One argument that proponents of restoring earmarks make is that the ban has ceded too much of Congress’s Article I power to the executive branch. In other words, by Congress no longer being able to specifically direct where funds are going, that power is transferred to bureaucrats within the executive branch — or so earmark proponents claim.
In reality, Congress ceded its own power by failing to follow the budget process and falling into a perpetual cycle of funding by crisis. The proper and effective way for Congress to use its Article I powers would be to follow regular order, including passing budgets and appropriations bills as prescribed by law and reauthorizing agencies and programs on a regular schedule.
If Congress were serious about seizing the power of the purse, they would first tackle unauthorized and expiring appropriations. These “zombie appropriations” live on well past their authorizations and have steadily increased to more than $700 billion. By following regular order, Congress can seize multiple opportunities each year to deeply examine and debate, in full transparency, the priorities for which it provides funding.
Furthermore, until Congress proves that it can actually stick to a budget, it cannot be trusted with earmarks. In the past seven years, Congress has only passed three conferenced budget resolutions. For the past six years, the Budget Control Act (BCA) has set discretionary spending levels and yet Congress has still struggled to find agreement on appropriations bills and instead voted to modify the caps five times. With Congress unable perform one of its basic duties, it would be unwise to give them greater incentive to increase spending.

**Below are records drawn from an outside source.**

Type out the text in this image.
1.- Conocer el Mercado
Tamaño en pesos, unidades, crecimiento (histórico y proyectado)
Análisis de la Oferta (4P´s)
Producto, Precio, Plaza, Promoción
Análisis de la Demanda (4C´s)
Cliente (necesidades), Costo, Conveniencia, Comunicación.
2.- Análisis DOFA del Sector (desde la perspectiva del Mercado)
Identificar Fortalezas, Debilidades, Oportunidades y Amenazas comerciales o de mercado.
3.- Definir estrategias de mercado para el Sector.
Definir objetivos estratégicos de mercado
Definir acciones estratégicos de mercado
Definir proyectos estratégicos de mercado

Another argument for bringing back earmarks is that the ban has made it harder to pass legislation. The problem is that for years earmarks were used as what amounts to legalized bribery. This line of thinking assumes that members will vote for legislation so long as they get something for their state or district in return.
In some cases, earmarks have led to flat out illegal behavior. It took high profile events, such as former California Rep. Duke Cunningham receiving $2.4 million in bribes in return for directing earmarks and being sentenced to 8 years in prison, to help get the ban in place. Why would Congress want to open the door to this kind of corruption again?
Earmarks have also been proven to favor the most powerful members of Congress. According to Citizens Against Government Waste, in the 111th Congress 61 percent of earmarked dollars were at the request of the 81 members of the House and Senate Appropriations Committees — meaning that 15 percent of Congress controlled nearly two-thirds of earmarked funds. That’s not what representative government should look like.
With more programs than ever fighting for limited resources, Congress shouldn’t abandon one of the few methods of fighting wasteful (and potentially corrupt) spending. Instead of reopening the floodgates for earmarks, Congress should focus on returning to regular order, restoring oversight and accountability to the appropriations process and squelching the epidemic of zombie appropriations that plague federal spending.
President Trump promised Americans that he would drain the swamp. Bringing back earmarks would instead signal that the swamp is here to stay.